6 The further matter was that the plaintiff had failed on his principal submission.
7 What I didn't know then, and I think I should have been told by both parties, was that on 13 July the Executive Committee of the Baptist Union resolved that "The recommendation to the Committee for the Ministry in relation to Mr Graham ... will not be brought to the Assembly/Convention until the outcome of his appeal from the decision of the Discipline Sub-Committee of the Committee for Ministry has been determined." It was clear as from 13 July that the Baptist Church acknowledged that the appeal was still on foot and that was the only matter on which the plaintiff succeeded before me. Had I known about that, I would not have made the declaration because there was no dispute before the court that needed to be resolved and a lot of money would have been saved.
8 The solicitors, however, indulged in further correspondence, which is MI04, and it was clear that the plaintiff wanted more; he wanted an injunction, he wanted some costs and he also wanted a clear direction as to what was going to happen in the future. And the parties just could not agree on that.

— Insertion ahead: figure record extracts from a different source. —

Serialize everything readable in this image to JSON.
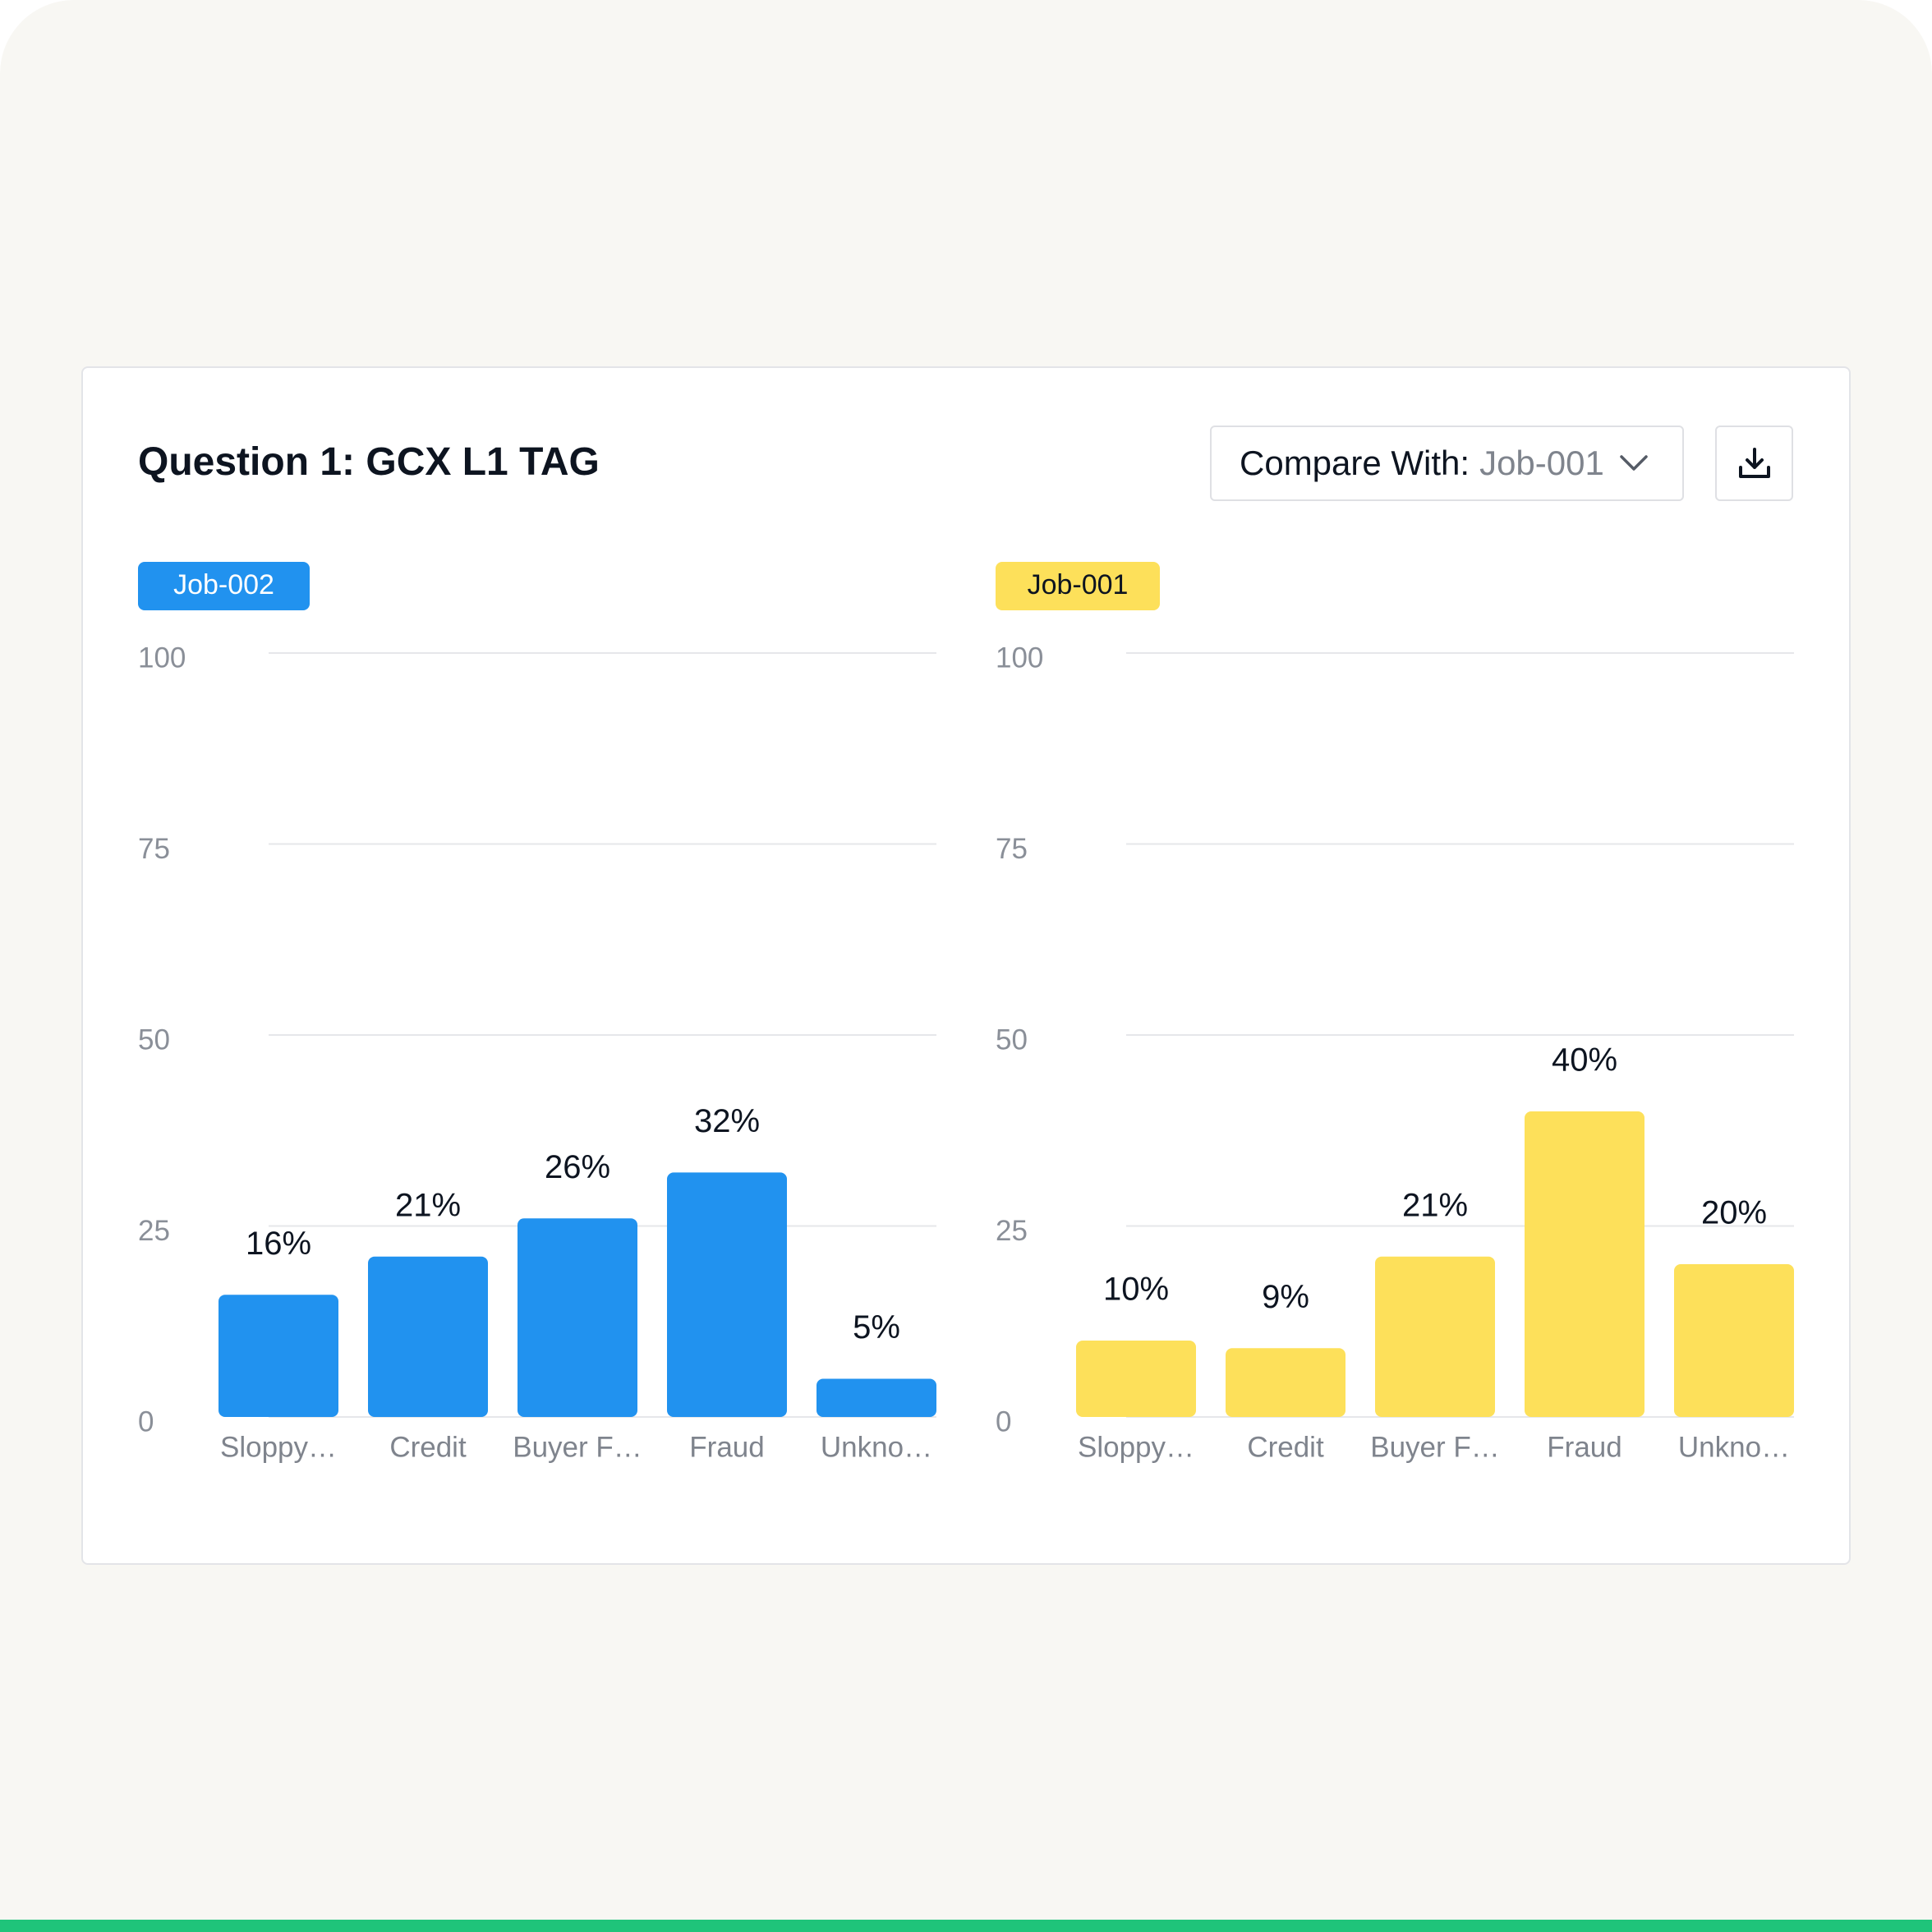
{
  "header": {
    "title": "Question 1: GCX L1 TAG",
    "compare_label": "Compare With:",
    "compare_value": "Job-001"
  },
  "chart_data": [
    {
      "type": "bar",
      "title": "Job-002",
      "color": "#2192ef",
      "categories": [
        "Sloppy…",
        "Credit",
        "Buyer F…",
        "Fraud",
        "Unkno…"
      ],
      "values": [
        16,
        21,
        26,
        32,
        5
      ],
      "value_labels": [
        "16%",
        "21%",
        "26%",
        "32%",
        "5%"
      ],
      "ylim": [
        0,
        100
      ],
      "yticks": [
        0,
        25,
        50,
        75,
        100
      ],
      "grid": true
    },
    {
      "type": "bar",
      "title": "Job-001",
      "color": "#fde05a",
      "categories": [
        "Sloppy…",
        "Credit",
        "Buyer F…",
        "Fraud",
        "Unkno…"
      ],
      "values": [
        10,
        9,
        21,
        40,
        20
      ],
      "value_labels": [
        "10%",
        "9%",
        "21%",
        "40%",
        "20%"
      ],
      "ylim": [
        0,
        100
      ],
      "yticks": [
        0,
        25,
        50,
        75,
        100
      ],
      "grid": true
    }
  ]
}
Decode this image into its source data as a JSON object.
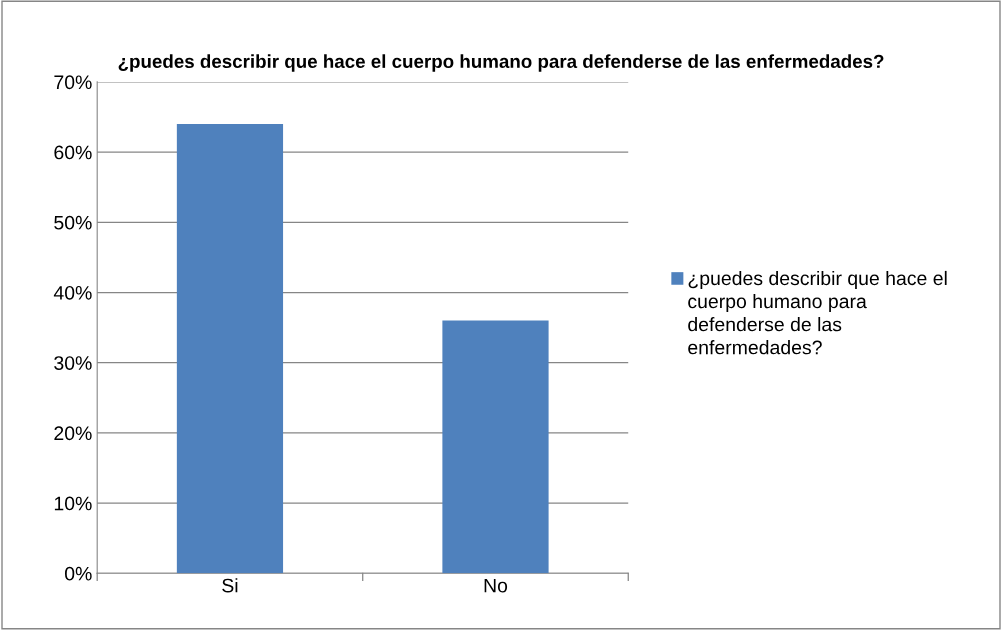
{
  "chart_data": {
    "type": "bar",
    "title": "¿puedes describir que hace el cuerpo humano para defenderse de las enfermedades?",
    "categories": [
      "Si",
      "No"
    ],
    "series": [
      {
        "name": "¿puedes describir que hace el cuerpo humano para defenderse de las enfermedades?",
        "color": "#4f81bd",
        "values": [
          64,
          36
        ]
      }
    ],
    "ylim": [
      0,
      70
    ],
    "yticks": [
      {
        "value": 0,
        "label": "0%"
      },
      {
        "value": 10,
        "label": "10%"
      },
      {
        "value": 20,
        "label": "20%"
      },
      {
        "value": 30,
        "label": "30%"
      },
      {
        "value": 40,
        "label": "40%"
      },
      {
        "value": 50,
        "label": "50%"
      },
      {
        "value": 60,
        "label": "60%"
      },
      {
        "value": 70,
        "label": "70%"
      }
    ],
    "grid": "y",
    "legend": "right"
  }
}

9 Indeed, on 4 May the defendant had written a letter suggesting that the matter could be compromised by the decision being rescinded, the proceedings being dismissed on the basis that each party pay their own costs, and that the plaintiff forward the evidence upon which he wished to rely at a re-hearing before the committee at a certain time, and this offer was not accepted. A counter offer was made that he get 75 per cent of his costs. Having looked at that material it seems to me that my basic decision made as to costs is correct, but that the position changed as from 4 May, matters of which I was not made aware.
10 I think that in view of that correspondence I should order that the plaintiff pay the defendant's costs of the proceedings after 4 May 2006, otherwise there should be no order as to costs. To make it quite clear, the injunction granted by Barrett J on 28 April 2006 has now terminated.